断捨離番組が教えてくれる、「片付け下手な人」の愛らしさ。


BS朝日の「ウチ、“断捨離”しました!」を見ると
いろんなことを思います。


最新回の女性は、
定年退職した60歳の奥さん。
断捨離の提唱者やましたひでこさんが
的確な問いをぶつけるたびに、
笑いながら答えていました。


こんなふうに
「笑いながら答える」人っていますね。
どんな心理なんだろうなあ。
自分の問題を「大したことない」と
軽くしたいのか。
笑い飛ばすふりをすることで
問題を霧散させて
「ない」ことにしたいのか。
いずれにしろ、アドバイザーにとっては
もっとも、イラっとくる態度ですな。
やました先生もイラっとしていました。


わたしもイラっとすると思う。
でもね、何度か、回を重ねて見ていると、
この人に限らず、
「断捨離できなくて困っている人は、
どこか愛らしい」のです。
弱くて、不器用で、
ムダにこだわりが強くて愛らしい。


バブル時代の服が捨てられなくて
困っている女性もそうでした。


どちらの人も、
少女の面影を残していて
いっしょにいると
困る面もあるだろうけど、
なんともいえず愛らしかった。


昔の思い出を、じーっと抱きかかえて
うずくまっている感じとでもいいましょうか。


バブル女性は、
自らの披露宴で、
花嫁姿で歌いながら
登場したそうですが、
写真を見てそのことを思い出し、
再び、朗々と歌いあげてみせる。
そのときの表情!
周囲の目を気にせず、
思い出に没入する姿、
これは、「断捨離上手」には
決して踏み入ることのできない
逸脱系表現の領域です。


定年後に片付けられなくて
悩んでいる60歳の女性は、
やましたひでこ先生に
心のなかの思いを問われ
「ずっと寂しい」と言いながら泣きました。


この女性の目が、
ずっと夫を追っていて
「ああ。
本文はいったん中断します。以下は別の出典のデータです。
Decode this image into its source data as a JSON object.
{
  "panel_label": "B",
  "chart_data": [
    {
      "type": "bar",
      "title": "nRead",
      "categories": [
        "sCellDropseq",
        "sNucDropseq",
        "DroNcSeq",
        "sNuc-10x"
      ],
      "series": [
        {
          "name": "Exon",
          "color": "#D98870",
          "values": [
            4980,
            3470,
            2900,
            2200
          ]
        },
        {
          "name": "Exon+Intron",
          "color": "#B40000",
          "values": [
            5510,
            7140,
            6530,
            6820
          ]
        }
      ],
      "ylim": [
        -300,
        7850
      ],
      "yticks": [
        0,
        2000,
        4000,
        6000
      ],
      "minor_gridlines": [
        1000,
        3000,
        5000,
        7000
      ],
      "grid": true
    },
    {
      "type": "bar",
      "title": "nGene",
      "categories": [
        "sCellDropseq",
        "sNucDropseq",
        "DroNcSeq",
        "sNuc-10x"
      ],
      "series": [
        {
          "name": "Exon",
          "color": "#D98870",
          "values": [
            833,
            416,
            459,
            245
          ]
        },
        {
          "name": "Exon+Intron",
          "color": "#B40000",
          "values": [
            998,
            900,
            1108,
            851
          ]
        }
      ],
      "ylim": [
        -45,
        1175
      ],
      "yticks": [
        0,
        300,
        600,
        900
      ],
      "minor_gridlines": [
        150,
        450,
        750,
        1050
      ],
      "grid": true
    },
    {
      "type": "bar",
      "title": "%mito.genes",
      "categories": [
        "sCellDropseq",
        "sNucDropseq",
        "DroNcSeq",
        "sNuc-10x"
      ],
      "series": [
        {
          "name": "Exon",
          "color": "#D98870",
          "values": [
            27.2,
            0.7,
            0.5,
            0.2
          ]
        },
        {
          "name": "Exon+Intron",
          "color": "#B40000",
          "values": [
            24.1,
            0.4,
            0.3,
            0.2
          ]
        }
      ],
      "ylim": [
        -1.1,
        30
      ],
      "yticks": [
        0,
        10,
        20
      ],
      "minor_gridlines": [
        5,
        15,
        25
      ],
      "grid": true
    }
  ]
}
好きなんだなあ。
好きなのに、満たされなかったんだなあ」と
日常のすれ違いだけでなく
性的なすれ違いというか、
「抱きしめてほしい」という思いまで
伝わってくるようで
グッときました。


こういう、
もろくて、柔らかくて
不器用で、不格好で
どこか相手をイライラさせる
すれすれの「魅力」って
断捨離上手や片付け上手の
ムダのない生き方からは
決して生まれない味わいだと思う。


わたしも、どちらかというと
断捨離人間で、
物事を取捨選択するタイプなので
こういう愛らしさや
人間らしさからは遠い。


「いつもすっきりする」ことと引き換えに
手放した「躊躇」といいましょうか。
その「躊躇」って
つまるところ、
どんどん過ぎていく
「時間の残酷さ」に
駄々をこねるかのような抗議だったり、
幼児性を手放すまいとする
敗北の決まった戦いだったりするんじゃないだろうか。
なんか、それって
運命に対する
本質的な抗いだなー。


ああ。やっぱり、愛しい。


人間って、
寂しさを直視しないために
あらゆる方法で
心や空間の「すきま」を埋めようとするんですね。


やり方が違うだけ…そんな気がします。
…と言いながら、私は、
「無駄な抵抗はせず、
運命に従いたい」ので
きっとこれからも積極的に
断捨離するんだと思う。
でも、それが必ずしも
「優れた能力」とは思わない。
「混沌」とか「躊躇」とか「保留」とか、
そういうものへの耐性が
弱っているのかもしれないもん。